Trade Me Group will probably succeed in forcing real estate agents to accept higher fees, adding $22.5 million of property advertising revenue by 2017 as it pushes back on a challenge from smaller, industry-owned rival realestate.co.nz.
Property is seen as the key growth engine for Trade Me's classified advertising business as it faces flat revenues in its other main general auctions business. In a sign that rivalry for online property listings has heated up in the past six months, realestate.co.nz poached Trade Me's former property head Brendon Skipper, prompting Trade Me to hire former QV executive Nigel Jeffries, who has 15 years' experience in senior technology and property data roles, as a replacement.
"Given the calibre of the candidate, we think this sends a clear signal that Trade Me aims to build a large and very valuable property business over the next three to five years," Craigs Investment Partners research analyst Stephen Ridgewell said in a report. "We see property as a 'winner takes all' market in New Zealand rather than one where two major players can co-exist."

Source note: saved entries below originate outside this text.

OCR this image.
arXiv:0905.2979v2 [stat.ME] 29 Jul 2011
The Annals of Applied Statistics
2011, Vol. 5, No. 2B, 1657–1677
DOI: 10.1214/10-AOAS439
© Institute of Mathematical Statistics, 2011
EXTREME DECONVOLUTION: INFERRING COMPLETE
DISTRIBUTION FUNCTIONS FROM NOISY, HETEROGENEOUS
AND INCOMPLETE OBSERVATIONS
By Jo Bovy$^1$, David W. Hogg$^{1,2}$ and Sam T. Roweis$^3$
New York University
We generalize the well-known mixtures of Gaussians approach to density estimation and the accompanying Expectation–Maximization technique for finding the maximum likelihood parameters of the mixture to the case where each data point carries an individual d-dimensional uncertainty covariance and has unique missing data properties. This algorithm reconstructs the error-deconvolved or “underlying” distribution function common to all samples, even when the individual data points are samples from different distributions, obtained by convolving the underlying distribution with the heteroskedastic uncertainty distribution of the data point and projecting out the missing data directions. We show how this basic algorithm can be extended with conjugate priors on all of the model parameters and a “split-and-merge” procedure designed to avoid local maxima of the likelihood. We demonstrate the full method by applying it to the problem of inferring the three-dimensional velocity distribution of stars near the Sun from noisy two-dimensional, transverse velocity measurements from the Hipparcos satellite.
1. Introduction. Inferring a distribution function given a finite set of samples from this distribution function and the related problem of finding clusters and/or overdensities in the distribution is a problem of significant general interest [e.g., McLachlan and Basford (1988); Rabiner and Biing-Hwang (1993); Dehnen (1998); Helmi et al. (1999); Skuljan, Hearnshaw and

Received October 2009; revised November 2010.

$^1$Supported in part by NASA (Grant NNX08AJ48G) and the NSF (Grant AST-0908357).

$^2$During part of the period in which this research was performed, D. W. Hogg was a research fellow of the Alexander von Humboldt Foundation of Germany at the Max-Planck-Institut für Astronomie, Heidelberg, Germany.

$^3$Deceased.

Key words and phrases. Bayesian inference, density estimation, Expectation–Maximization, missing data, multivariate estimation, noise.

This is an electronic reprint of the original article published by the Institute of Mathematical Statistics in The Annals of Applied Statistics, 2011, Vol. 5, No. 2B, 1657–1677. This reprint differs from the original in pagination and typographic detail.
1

Ridgewell estimates Trade Me will spend $5.2 million on marketing in the second half of this financial year after promotional costs jumped 153 per cent to $3.2 million in the first half as it sought to lure real estate agents to its auction site and overhauled its fee structure. The prize is an extra $22.5 million in sales over the next three years, he says.
Trade Me currently earns about $50 from a property agency listing as the firms take advantage of a $999 cap on their total spend, according to Ridgewell's estimate. The company wants to move to a straight fee of about $159 for each agency property listing, which it expects agents to pass on to sellers. Home owners currently pay about $400 for a private listing and may pay 10 times that for an urban newspaper campaign.